Heading to the dwelling’s two upper levels, one finds a wealth of bedrooms — including a guest suite occupying an entire wing, replete with a wet bar/kitchenette featuring banquette seating and marble countertops, spa-like bath with soaking tub and den/dining room with terrazzo tile flooring. Also on this floor is a family room/library adorned with the original beamed ceiling, wainscoting, a marble fireplace and lovely views of the bay.
The lower level, meanwhile, holds the original Hall of Mirrors-inspired, Versailles-style ballroom that has since been transformed into a chic modern nightclub — consisting of a raised stage, Calcutta Viola marble-clad bar with inset lighting and trio of refrigerators. There’s also a catering kitchen equipped with top-tier appliances, as well as a spacious butler’s pantry with a duo of wine fridges.
Topping it all off?

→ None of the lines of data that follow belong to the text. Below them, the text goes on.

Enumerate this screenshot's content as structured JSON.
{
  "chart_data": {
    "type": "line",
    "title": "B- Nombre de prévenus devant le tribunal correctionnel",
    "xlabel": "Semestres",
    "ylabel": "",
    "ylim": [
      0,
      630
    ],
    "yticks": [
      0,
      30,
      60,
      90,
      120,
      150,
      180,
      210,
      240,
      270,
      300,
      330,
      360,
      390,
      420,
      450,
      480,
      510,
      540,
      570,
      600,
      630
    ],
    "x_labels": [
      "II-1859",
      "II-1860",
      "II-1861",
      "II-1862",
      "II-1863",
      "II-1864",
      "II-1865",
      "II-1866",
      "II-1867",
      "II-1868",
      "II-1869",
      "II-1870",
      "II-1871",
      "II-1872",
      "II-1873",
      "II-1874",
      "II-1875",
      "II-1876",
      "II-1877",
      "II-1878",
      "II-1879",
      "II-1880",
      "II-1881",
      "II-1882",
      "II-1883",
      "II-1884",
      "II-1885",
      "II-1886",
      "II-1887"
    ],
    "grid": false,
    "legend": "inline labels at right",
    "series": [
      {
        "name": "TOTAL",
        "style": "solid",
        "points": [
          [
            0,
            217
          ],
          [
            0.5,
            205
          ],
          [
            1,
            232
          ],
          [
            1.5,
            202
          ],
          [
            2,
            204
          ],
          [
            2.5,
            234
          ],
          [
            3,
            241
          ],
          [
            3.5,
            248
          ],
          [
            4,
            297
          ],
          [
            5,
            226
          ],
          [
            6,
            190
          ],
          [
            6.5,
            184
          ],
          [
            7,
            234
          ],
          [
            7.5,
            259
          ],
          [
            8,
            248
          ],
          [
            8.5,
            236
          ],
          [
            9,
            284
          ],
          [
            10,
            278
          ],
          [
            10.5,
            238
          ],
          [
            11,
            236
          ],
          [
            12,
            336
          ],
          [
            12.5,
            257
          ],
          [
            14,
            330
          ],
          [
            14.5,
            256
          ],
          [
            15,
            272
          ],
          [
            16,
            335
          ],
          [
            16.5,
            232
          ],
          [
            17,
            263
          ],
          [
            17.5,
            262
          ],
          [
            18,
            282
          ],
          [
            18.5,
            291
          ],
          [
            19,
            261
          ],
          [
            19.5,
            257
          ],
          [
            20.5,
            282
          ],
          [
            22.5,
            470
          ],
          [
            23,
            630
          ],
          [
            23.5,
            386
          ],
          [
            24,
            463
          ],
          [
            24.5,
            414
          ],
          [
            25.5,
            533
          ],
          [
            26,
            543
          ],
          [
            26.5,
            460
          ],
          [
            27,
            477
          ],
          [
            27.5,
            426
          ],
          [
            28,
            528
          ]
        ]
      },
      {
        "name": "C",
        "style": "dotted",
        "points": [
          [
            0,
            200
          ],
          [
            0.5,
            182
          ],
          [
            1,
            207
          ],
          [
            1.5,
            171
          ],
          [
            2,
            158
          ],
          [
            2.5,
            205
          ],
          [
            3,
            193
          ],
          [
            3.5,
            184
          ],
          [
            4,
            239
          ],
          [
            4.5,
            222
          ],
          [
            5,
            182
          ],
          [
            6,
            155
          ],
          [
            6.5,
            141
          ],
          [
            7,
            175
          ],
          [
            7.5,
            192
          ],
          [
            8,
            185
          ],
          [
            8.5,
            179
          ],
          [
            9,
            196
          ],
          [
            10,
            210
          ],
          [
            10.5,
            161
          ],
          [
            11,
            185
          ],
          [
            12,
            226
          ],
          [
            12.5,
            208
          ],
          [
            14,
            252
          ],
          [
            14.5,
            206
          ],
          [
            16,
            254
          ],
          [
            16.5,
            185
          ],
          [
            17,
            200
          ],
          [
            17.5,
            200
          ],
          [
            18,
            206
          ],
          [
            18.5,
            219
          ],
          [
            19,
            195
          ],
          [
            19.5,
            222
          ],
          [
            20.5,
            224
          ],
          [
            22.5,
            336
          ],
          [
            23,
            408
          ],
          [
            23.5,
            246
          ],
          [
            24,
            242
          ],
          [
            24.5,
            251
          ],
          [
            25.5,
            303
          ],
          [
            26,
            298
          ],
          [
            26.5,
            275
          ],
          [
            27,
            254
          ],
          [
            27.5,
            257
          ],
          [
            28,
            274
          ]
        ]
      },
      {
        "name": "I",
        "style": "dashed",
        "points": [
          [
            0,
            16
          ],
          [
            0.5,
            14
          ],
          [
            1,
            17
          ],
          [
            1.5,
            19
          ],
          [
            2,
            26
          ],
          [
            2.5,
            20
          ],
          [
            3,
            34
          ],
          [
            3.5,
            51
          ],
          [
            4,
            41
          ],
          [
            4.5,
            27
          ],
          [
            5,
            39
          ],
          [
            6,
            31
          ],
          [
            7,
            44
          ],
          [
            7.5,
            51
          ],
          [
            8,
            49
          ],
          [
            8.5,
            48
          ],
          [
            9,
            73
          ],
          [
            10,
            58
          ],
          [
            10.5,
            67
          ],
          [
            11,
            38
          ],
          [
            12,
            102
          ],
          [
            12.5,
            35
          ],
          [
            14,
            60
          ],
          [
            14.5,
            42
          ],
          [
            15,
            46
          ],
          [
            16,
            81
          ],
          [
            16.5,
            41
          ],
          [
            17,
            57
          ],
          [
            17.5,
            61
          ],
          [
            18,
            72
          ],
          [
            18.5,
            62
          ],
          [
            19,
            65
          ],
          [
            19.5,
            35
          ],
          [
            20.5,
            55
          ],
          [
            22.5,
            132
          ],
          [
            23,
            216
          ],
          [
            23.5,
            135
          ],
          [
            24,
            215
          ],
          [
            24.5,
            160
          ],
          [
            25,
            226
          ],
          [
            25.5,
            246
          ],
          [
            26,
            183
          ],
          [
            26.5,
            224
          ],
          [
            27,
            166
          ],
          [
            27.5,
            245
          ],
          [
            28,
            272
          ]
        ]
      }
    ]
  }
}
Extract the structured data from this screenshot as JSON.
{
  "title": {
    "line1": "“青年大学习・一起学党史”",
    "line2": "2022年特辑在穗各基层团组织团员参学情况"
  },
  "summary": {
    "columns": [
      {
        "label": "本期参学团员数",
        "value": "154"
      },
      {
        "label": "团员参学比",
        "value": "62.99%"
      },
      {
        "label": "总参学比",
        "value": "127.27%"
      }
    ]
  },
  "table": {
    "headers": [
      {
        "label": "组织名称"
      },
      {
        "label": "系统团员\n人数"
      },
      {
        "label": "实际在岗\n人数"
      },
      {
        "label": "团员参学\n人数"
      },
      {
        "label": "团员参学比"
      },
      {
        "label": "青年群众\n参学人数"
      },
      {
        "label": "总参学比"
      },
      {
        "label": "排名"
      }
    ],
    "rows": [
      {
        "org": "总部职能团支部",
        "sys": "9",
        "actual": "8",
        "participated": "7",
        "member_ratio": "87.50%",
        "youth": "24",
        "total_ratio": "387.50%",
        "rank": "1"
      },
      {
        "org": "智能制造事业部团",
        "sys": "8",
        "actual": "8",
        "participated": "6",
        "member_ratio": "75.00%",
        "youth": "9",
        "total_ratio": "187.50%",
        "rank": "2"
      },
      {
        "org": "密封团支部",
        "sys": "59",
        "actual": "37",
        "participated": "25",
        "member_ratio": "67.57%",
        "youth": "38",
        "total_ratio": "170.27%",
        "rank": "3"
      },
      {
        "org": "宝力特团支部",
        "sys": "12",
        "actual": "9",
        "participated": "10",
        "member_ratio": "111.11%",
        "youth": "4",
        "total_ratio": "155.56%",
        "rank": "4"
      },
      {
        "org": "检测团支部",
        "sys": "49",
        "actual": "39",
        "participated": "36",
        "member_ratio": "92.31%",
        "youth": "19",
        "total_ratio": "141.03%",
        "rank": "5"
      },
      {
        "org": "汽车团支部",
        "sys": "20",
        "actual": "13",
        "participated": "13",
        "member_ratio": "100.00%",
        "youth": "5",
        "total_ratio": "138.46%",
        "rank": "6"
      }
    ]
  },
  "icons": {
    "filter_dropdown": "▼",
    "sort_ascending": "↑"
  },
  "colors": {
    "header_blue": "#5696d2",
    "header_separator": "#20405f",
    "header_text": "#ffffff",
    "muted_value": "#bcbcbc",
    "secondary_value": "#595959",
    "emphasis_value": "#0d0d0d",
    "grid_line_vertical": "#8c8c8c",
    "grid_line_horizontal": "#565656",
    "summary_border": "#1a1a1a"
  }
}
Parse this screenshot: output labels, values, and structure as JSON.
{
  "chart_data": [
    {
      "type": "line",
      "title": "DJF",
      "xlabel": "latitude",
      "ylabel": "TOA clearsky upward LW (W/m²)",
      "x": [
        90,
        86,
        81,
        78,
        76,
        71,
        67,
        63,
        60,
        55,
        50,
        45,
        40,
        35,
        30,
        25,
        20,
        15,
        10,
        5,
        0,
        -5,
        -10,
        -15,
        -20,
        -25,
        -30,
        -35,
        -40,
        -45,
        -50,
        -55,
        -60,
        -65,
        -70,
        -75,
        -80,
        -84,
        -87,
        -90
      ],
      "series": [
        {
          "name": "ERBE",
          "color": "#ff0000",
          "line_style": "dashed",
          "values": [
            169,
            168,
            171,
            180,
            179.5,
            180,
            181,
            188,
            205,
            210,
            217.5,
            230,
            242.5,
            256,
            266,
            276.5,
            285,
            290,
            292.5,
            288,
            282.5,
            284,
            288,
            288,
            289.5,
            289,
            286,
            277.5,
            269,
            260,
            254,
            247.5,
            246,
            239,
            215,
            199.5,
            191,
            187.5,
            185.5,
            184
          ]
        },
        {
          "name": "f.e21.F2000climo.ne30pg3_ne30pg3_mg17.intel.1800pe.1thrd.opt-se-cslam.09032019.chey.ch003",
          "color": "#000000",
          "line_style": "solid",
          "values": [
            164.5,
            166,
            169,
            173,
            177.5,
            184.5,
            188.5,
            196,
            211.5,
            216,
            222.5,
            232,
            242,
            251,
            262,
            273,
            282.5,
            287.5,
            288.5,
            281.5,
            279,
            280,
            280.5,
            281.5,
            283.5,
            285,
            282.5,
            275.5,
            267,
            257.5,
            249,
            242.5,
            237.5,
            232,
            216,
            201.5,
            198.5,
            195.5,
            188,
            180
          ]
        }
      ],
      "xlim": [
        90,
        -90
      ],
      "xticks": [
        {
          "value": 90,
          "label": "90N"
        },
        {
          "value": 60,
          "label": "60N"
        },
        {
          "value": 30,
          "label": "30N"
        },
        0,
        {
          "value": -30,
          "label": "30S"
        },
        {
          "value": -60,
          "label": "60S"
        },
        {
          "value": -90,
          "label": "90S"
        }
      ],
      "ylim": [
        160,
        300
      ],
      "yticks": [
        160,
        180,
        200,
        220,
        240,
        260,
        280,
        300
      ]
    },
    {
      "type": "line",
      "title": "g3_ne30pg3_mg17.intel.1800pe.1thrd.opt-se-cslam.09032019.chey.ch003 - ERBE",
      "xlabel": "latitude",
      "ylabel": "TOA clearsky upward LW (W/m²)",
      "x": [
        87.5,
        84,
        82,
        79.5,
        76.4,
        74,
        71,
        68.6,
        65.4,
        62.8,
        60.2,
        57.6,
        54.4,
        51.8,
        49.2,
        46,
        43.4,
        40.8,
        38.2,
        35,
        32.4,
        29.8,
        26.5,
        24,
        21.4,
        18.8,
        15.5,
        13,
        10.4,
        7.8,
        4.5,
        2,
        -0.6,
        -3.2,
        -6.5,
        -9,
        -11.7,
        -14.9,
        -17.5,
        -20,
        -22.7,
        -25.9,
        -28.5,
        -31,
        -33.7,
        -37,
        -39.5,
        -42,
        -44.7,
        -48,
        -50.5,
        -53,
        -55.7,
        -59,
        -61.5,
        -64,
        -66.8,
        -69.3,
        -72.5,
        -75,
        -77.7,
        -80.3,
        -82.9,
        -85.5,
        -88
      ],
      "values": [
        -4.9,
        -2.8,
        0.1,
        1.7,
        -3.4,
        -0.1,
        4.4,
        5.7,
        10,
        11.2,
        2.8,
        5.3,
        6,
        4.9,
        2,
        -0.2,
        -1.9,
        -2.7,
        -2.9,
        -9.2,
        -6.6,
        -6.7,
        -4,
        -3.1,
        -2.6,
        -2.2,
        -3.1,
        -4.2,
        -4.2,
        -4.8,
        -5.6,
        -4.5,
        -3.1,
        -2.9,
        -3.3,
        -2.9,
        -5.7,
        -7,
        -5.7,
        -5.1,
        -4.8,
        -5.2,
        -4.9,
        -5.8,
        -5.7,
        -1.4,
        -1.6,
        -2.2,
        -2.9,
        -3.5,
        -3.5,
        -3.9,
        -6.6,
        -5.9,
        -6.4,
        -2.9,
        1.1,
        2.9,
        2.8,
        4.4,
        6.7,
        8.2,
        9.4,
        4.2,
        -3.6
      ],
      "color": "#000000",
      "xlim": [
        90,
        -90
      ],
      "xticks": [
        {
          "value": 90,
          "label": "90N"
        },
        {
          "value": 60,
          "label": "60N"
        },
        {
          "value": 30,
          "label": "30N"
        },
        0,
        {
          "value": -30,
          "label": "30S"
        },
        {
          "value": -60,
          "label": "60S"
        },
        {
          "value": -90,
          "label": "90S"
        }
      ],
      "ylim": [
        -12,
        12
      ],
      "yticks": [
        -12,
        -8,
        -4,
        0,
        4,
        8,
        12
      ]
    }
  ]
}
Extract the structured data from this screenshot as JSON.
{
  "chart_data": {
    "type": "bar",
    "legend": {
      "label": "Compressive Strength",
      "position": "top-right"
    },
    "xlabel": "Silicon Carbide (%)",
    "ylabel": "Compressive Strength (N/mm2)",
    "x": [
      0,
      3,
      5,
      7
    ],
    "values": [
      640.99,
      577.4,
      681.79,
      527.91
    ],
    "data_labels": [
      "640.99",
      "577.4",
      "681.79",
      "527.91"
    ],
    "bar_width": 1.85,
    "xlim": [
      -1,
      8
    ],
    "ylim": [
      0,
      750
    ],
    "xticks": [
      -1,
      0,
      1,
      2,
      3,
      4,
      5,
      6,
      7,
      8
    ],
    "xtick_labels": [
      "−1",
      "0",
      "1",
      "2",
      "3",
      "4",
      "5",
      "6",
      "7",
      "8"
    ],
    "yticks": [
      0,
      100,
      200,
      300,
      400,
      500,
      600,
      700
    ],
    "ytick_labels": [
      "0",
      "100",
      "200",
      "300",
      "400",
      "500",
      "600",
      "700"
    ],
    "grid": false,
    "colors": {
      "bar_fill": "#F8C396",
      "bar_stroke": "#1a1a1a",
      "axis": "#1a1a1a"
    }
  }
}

Expansive resort-like grounds designed in a classic French style with winding parterres, lush greenery and formal garden bedecked with modern sculpture. Lastly, a cobblestone driveway with parking for up to eight cars and a two-car garage round out this special home’s appeal.
“This is San Francisco’s architectural crown jewel — timeless, elegant and unforgettable,” says Goodrich. “It’s truly one of the world’s most extraordinary private residences.”